Reviewer's name: Tadd Graham Fernée, PhD, New Bulgarian University
Publons Reviewer Profile
Review Verified on Publons: https://publons.com/author/review/LqPfXnaf
Review content:
The article investigates intertextual figures that refer to Alice in Wonderland, in a corpus of scientific articles from psychology, medicine, and astrophysics, and shows how the intertextual figures serve different purposes depending on the discipline. The article develops a set of original theoretical tools to answer the question. The theoretical architecture of the article is excellent. It defines "reference types", the "corpus", and "intertextuality", while mapping reference distribution upon an "explicitness continuum". Using this clear and imaginative framework, it distinctly identifies the varying functions of the references.

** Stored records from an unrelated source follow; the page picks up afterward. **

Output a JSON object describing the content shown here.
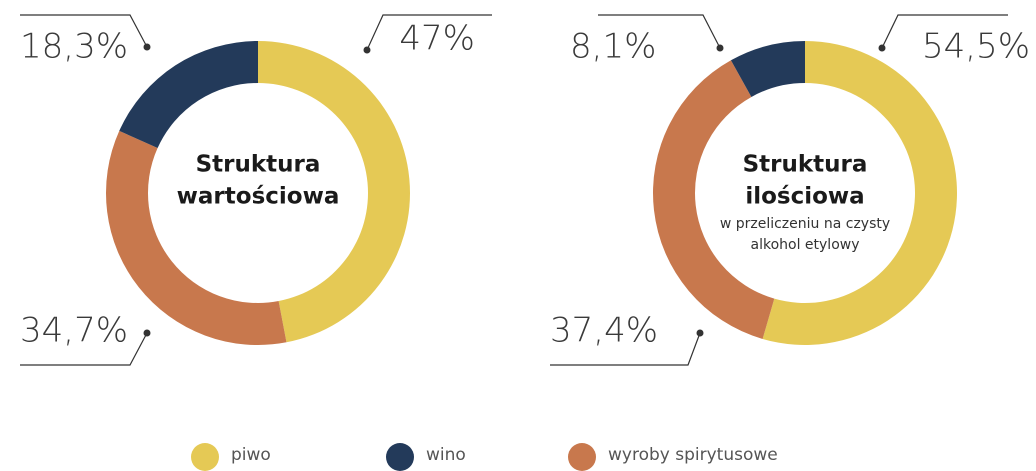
{
  "chart_data": [
    {
      "type": "pie",
      "title": [
        "Struktura",
        "wartościowa"
      ],
      "values": [
        47,
        18.3,
        34.7
      ],
      "value_labels": [
        "47%",
        "18,3%",
        "34,7%"
      ]
    },
    {
      "type": "pie",
      "title": [
        "Struktura",
        "ilościowa"
      ],
      "subtitle": [
        "w przeliczeniu na czysty",
        "alkohol etylowy"
      ],
      "values": [
        54.5,
        8.1,
        37.4
      ],
      "value_labels": [
        "54,5%",
        "8,1%",
        "37,4%"
      ]
    }
  ],
  "legend": {
    "labels": [
      "piwo",
      "wino",
      "wyroby spirytusowe"
    ],
    "colors": [
      "#e5c955",
      "#233a5a",
      "#c8784d"
    ]
  }
}
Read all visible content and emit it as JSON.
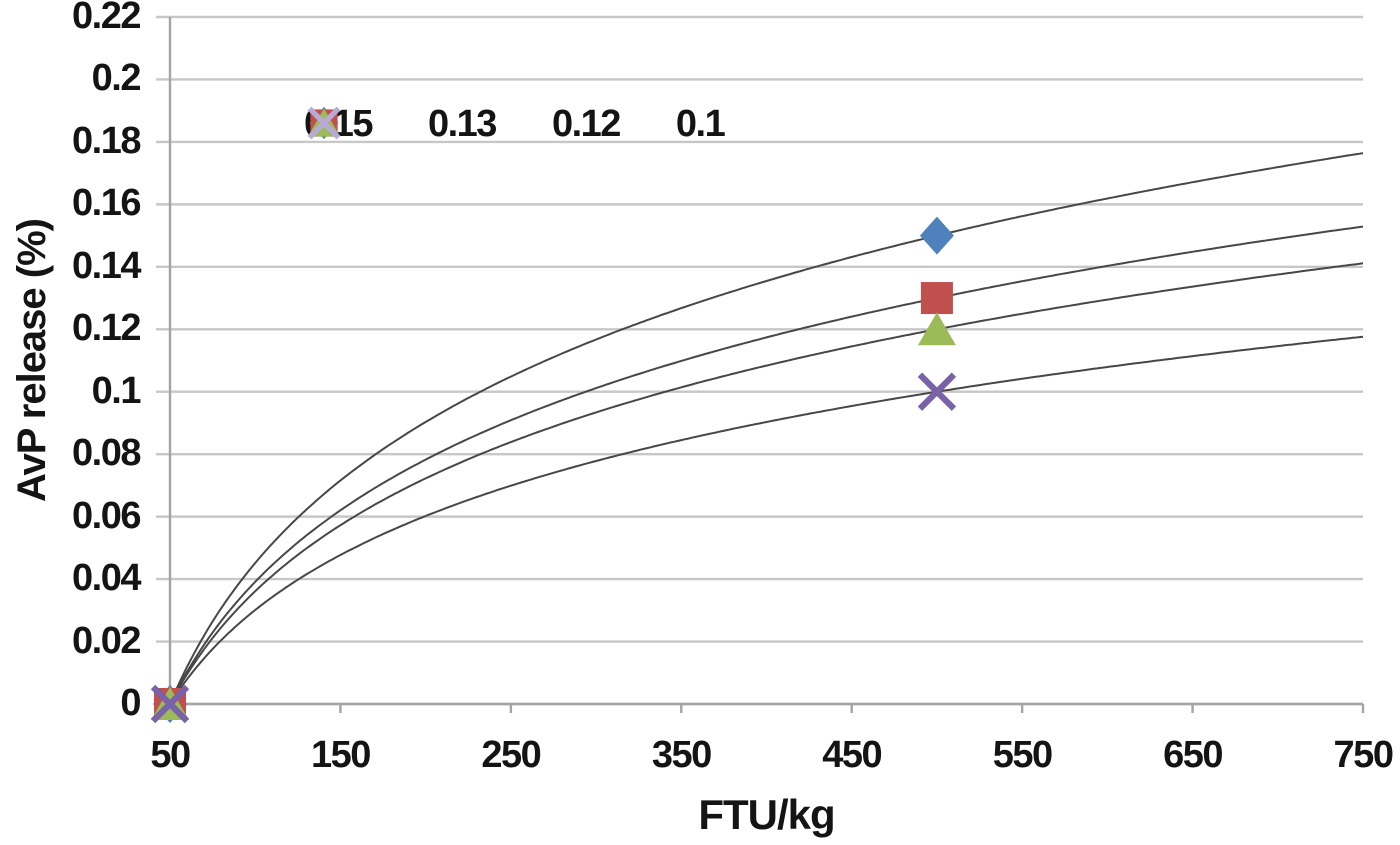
{
  "chart_data": {
    "type": "scatter",
    "title": "",
    "xlabel": "FTU/kg",
    "ylabel": "AvP release (%)",
    "xlim": [
      50,
      750
    ],
    "ylim": [
      0,
      0.22
    ],
    "x_tick_labels": [
      "50",
      "150",
      "250",
      "350",
      "450",
      "550",
      "650",
      "750"
    ],
    "y_tick_labels": [
      "0",
      "0.02",
      "0.04",
      "0.06",
      "0.08",
      "0.1",
      "0.12",
      "0.14",
      "0.16",
      "0.18",
      "0.2",
      "0.22"
    ],
    "grid": "horizontal",
    "legend_position": "top-inside",
    "series": [
      {
        "name": "0.15",
        "marker": "diamond",
        "color": "#4f81bd",
        "legend_color": "#4f81bd",
        "points": [
          [
            50,
            0
          ],
          [
            500,
            0.15
          ]
        ]
      },
      {
        "name": "0.13",
        "marker": "square",
        "color": "#c0504d",
        "legend_color": "#c0504d",
        "points": [
          [
            50,
            0
          ],
          [
            500,
            0.13
          ]
        ]
      },
      {
        "name": "0.12",
        "marker": "triangle",
        "color": "#9bbb59",
        "legend_color": "#9bbb59",
        "points": [
          [
            50,
            0
          ],
          [
            500,
            0.12
          ]
        ]
      },
      {
        "name": "0.1",
        "marker": "x",
        "color": "#7a62a8",
        "legend_color": "#b9a9d6",
        "points": [
          [
            50,
            0
          ],
          [
            500,
            0.1
          ]
        ]
      }
    ],
    "trendlines": [
      {
        "series": "0.15",
        "type": "logarithmic",
        "k": 0.15,
        "start": [
          50,
          0
        ],
        "y_at_750": 0.177
      },
      {
        "series": "0.13",
        "type": "logarithmic",
        "k": 0.13,
        "start": [
          50,
          0
        ],
        "y_at_750": 0.153
      },
      {
        "series": "0.12",
        "type": "logarithmic",
        "k": 0.12,
        "start": [
          50,
          0
        ],
        "y_at_750": 0.141
      },
      {
        "series": "0.1",
        "type": "logarithmic",
        "k": 0.1,
        "start": [
          50,
          0
        ],
        "y_at_750": 0.118
      }
    ],
    "colors": {
      "gridline": "#c7c7c7",
      "axis": "#a4a4a4",
      "trendline": "#474747",
      "text": "#141414",
      "background": "#ffffff"
    }
  }
}
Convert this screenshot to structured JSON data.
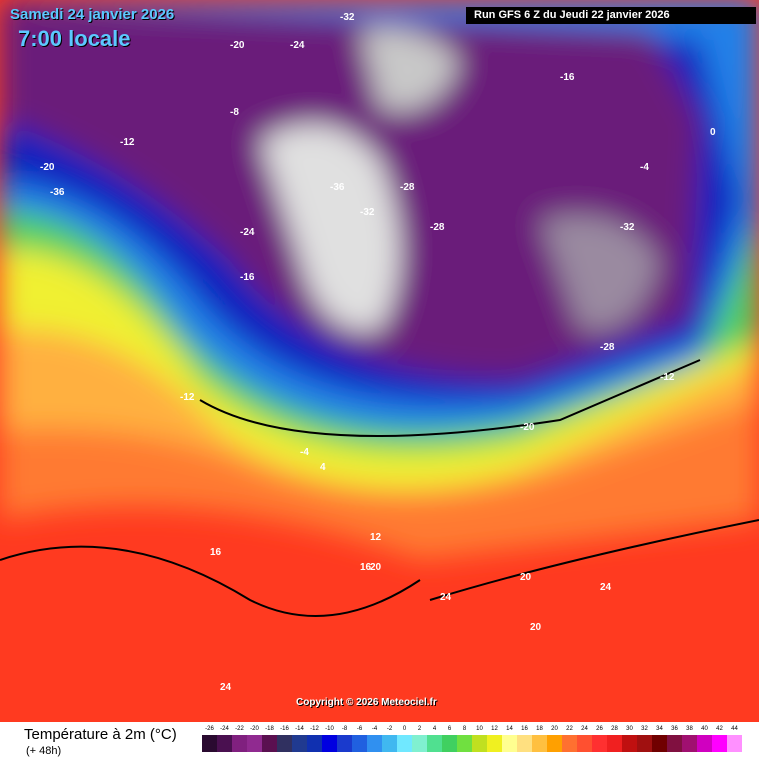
{
  "header": {
    "date": "Samedi 24 janvier 2026",
    "time": "7:00 locale",
    "run": "Run GFS 6 Z du Jeudi 22 janvier 2026"
  },
  "copyright": "Copyright © 2026 Meteociel.fr",
  "legend": {
    "title": "Température à 2m (°C)",
    "subtitle": "(+ 48h)",
    "values": [
      -26,
      -24,
      -22,
      -20,
      -18,
      -16,
      -14,
      -12,
      -10,
      -8,
      -6,
      -4,
      -2,
      0,
      2,
      4,
      6,
      8,
      10,
      12,
      14,
      16,
      18,
      20,
      22,
      24,
      26,
      28,
      30,
      32,
      34,
      36,
      38,
      40,
      42,
      44
    ],
    "colors": [
      "#2a0a30",
      "#4a1050",
      "#80207f",
      "#902a90",
      "#5a1050",
      "#303060",
      "#203a90",
      "#1030b0",
      "#0000e0",
      "#1a3acd",
      "#2060e0",
      "#3090f0",
      "#40b8f0",
      "#70e8ff",
      "#80f0d0",
      "#50e090",
      "#40d060",
      "#70e040",
      "#c0e020",
      "#f0f020",
      "#ffff90",
      "#ffe080",
      "#ffc040",
      "#ffa000",
      "#ff7030",
      "#ff5030",
      "#ff3030",
      "#f02020",
      "#c01010",
      "#a01010",
      "#700000",
      "#801040",
      "#a01070",
      "#d000c0",
      "#ff00ff",
      "#ff90ff"
    ]
  },
  "map_labels": [
    "-20",
    "-24",
    "-32",
    "-36",
    "-28",
    "-16",
    "-12",
    "-8",
    "-4",
    "0",
    "-20",
    "-28",
    "-32",
    "-24",
    "-16",
    "-12",
    "-4",
    "4",
    "12",
    "16",
    "20",
    "24",
    "24",
    "20",
    "16",
    "24",
    "20",
    "-12",
    "-20",
    "-28",
    "-32",
    "-36"
  ]
}
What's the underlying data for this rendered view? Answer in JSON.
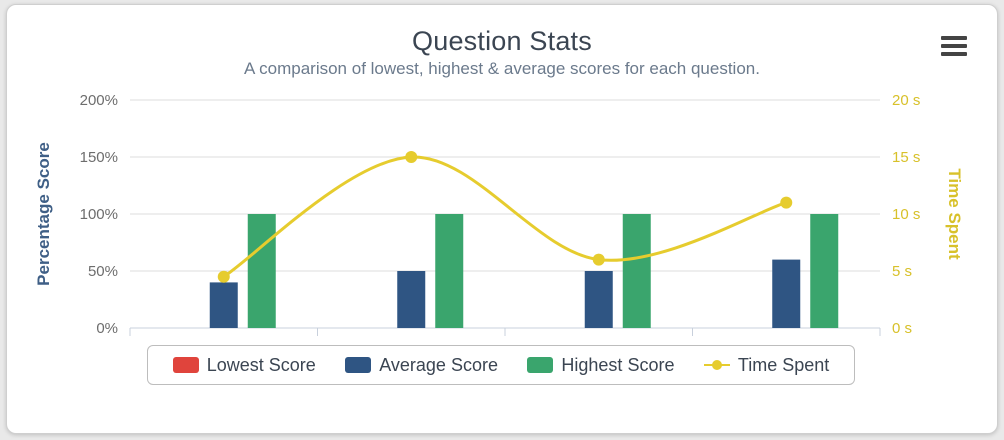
{
  "chart_data": {
    "type": "bar",
    "title": "Question Stats",
    "subtitle": "A comparison of lowest, highest & average scores for each question.",
    "categories": [
      "",
      "",
      "",
      ""
    ],
    "series": [
      {
        "name": "Lowest Score",
        "type": "bar",
        "axis": "left",
        "color": "#e0443c",
        "values": [
          0,
          0,
          0,
          0
        ]
      },
      {
        "name": "Average Score",
        "type": "bar",
        "axis": "left",
        "color": "#2f5583",
        "values": [
          40,
          50,
          50,
          60
        ]
      },
      {
        "name": "Highest Score",
        "type": "bar",
        "axis": "left",
        "color": "#3aa56d",
        "values": [
          100,
          100,
          100,
          100
        ]
      },
      {
        "name": "Time Spent",
        "type": "line",
        "axis": "right",
        "color": "#e6cc2e",
        "values": [
          4.5,
          15,
          6,
          11
        ]
      }
    ],
    "ylabel": "Percentage Score",
    "ylabel_color": "#3f5f86",
    "ylim": [
      0,
      200
    ],
    "yticks": [
      "0%",
      "50%",
      "100%",
      "150%",
      "200%"
    ],
    "y2label": "Time Spent",
    "y2label_color": "#d8c12a",
    "y2lim": [
      0,
      20
    ],
    "y2ticks": [
      "0 s",
      "5 s",
      "10 s",
      "15 s",
      "20 s"
    ],
    "grid": true,
    "legend_position": "bottom"
  },
  "menu_icon": "hamburger-menu-icon"
}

I am not sure if the article teaches us something substantive about either Alice in Wonderland or the scientific disciplines. It is limited to a "functionalist" purview. However, the article incontestably makes a convincing case for a discursive overlap, without making any substantive claims about what this means upon either epistemic, cultural, or social planes. In not venturing any such perspective, it remains upon a formal and even superficial level. If theoretical boundaries are being pushed, what is the significance of these shifts? Why does it matter that fragments of this Victorian children's literary work have been adopted to scientific idiom within so wide a disciplinary range? I am sure it may have important significance, but the article did not suggest what that might be. Yet, within the stated limits of the authors’ intentions, the case is very well made.

There is a second issue. The article cites "the emergence of socioterminology in 1980-1990" against "universalist" methodologies to defend "neologisms", yet without arguing for this optic. The author represents this methodological shift like the discovery that the earth is round, not flat. This is to simplify and misrepresent the problem. This debate is unclosed, and the "cultural turn" of the 1960s - against "universalism" - is not something that can be simply taken for granted. Deep incoherencies and problems are whitewashed when scholars accept this set of prevailing methodological norms as an established truth rather than a convention that might be contested.

The intended readership is the scholarly community working in linguistic and discourse analysis, concerned with the study of texts. However, it could be of interest to literature students, science students, and perhaps history students. It might appeal to a wider readership outside of these disciplines, for the style is accessible and clear. The article is very well written. It deserves to be published and read by the scholarly community, and hopefully also by the wider public.